One of them is a victim of Everly’s first shooting spree.  Referred to callously as Dead Man by Everly, Akie Kotabe spends all of his screen time slowly bleeding to death on a couch.  Everly eases his suffering out of basic human compassion, but she doesn’t let him off the hook just because he is a soft spoken, gentle nerd in a suit.  Even though he didn’t participate in the abuse the other Yakuza inflicted on her (thankfully off screen), he did not stop them either.  In time though, she realizes he was in the same boat as her, forced by the Yakuza do to things that revolted him.  He is just another sad, isolated victim, though more by choice than Everly.  In the last moments of his life, he has finally made a real connection with a person, the woman who shot him.  His best moment is when he distracts Everly’s daughter from finding a stack of bodies by singing “The Itsy Bitsy Spider” with her.  It isn’t enough to wipe the slate of his life clean, but it is the best he can do.

Everly has some very touching moments with her daughter, who was one year old the last time she saw her.  They are both awkward and unsure of each other.  Aisha Ayamah is a real cutie and plays Maisey with such shy innocence, it’s almost an emotional cheat.  Those scenes would be touching to anyone with an empathic bone in their body.  The real gut wrenching scenes come with Everly’s mother.  Not realizing what she has had to endure, her mom gives Everly hell for abandoning her daughter.  Everly has a more than valid excuse, but just sits there in the bathroom and lets her mother unload, overcome by four years of unreasonable but ever present guilt.  Once Everly explains what happened, corroborated by a bathtub full of dead gangsters, the two mothers finally have a true reconciliation.  It’s a beautiful and powerful moment.  

Good feelings only last a second, because then we come to the most batshit part of the movie, Togo Igawa as The Sadist.  He arrives wheeling in a half-naked man in a slender cage of hooked bars, accompanied by four freaks dressed as Kabuki demons.  Keep in mind, this is the guy the Yakuza call when they need things to get really hardcore, so we know he is bad news.  You never want to meet a cordial, well-dressed man carrying a medical bag filled with delicate bottles of various acids and poisons.  The entire sequence gets more and more surreal and frightening, especially once he gets Everly in the cage.  The power quickly shifts back and forth several times before the Sadist gets his fitting (and extremely messy) end.
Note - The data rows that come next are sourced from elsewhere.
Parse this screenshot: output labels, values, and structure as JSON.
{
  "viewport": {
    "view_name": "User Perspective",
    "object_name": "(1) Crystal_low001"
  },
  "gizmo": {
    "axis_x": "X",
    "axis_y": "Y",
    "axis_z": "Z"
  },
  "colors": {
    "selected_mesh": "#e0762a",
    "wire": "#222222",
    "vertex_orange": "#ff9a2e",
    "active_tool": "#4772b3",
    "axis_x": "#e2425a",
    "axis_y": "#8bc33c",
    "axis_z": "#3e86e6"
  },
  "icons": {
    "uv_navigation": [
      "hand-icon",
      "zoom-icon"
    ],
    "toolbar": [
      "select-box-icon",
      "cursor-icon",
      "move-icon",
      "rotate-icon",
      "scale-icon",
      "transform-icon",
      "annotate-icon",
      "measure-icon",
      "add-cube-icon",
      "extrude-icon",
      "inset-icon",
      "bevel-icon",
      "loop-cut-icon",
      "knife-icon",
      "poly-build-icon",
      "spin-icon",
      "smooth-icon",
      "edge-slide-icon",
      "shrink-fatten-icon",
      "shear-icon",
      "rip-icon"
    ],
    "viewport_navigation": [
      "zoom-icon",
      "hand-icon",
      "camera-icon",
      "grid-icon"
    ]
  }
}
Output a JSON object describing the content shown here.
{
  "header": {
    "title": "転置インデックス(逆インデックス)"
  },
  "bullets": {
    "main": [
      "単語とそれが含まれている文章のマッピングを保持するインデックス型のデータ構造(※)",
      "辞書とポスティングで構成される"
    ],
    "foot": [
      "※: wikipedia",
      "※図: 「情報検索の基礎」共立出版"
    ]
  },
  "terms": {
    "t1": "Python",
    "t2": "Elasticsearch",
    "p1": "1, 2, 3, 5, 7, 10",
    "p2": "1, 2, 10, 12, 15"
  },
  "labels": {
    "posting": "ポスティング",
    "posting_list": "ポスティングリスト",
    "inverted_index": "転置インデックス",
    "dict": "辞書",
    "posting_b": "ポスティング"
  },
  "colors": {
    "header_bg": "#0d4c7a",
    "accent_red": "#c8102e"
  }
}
The final showdown with Taiko is an all-out battle of wills; supreme arrogance and cruelty against unbreakable ferocity.   It doesn’t matter that Taiko has the upper hand.  As he slides his razor sharp sword across her skin, waxing on about the divine brutality of Yakuza love, she’s coming up with different ways to tell him to go fuck himself.  She will never again be his slave.  No matter what he does to her, she’s already beaten him.  And she still has a few more tricks up her sleeve.  

Metaphorically.  She’s wearing a tank top.

Everly’s situation is considerably more extreme than anything we are likely to face during our four year cohabitation with a cartoonish villain.  I also admit that some of us have had to deal with blatant disrespect and hostility for far more than four years (an entire lifetime, for instance, or many lifetimes).  But focusing on these upcoming four years in particular, there is a lot to take away from EVERLY.  We won’t (or shouldn’t) be fighting with bullets or grenades or swords, but we can fight with our words and actions and solidarity.  We can make it very clear right from the beginning that four years is all they are going to get from us.  Hopefully we don’t have to do it in ten inch high heels, though.  They look painful.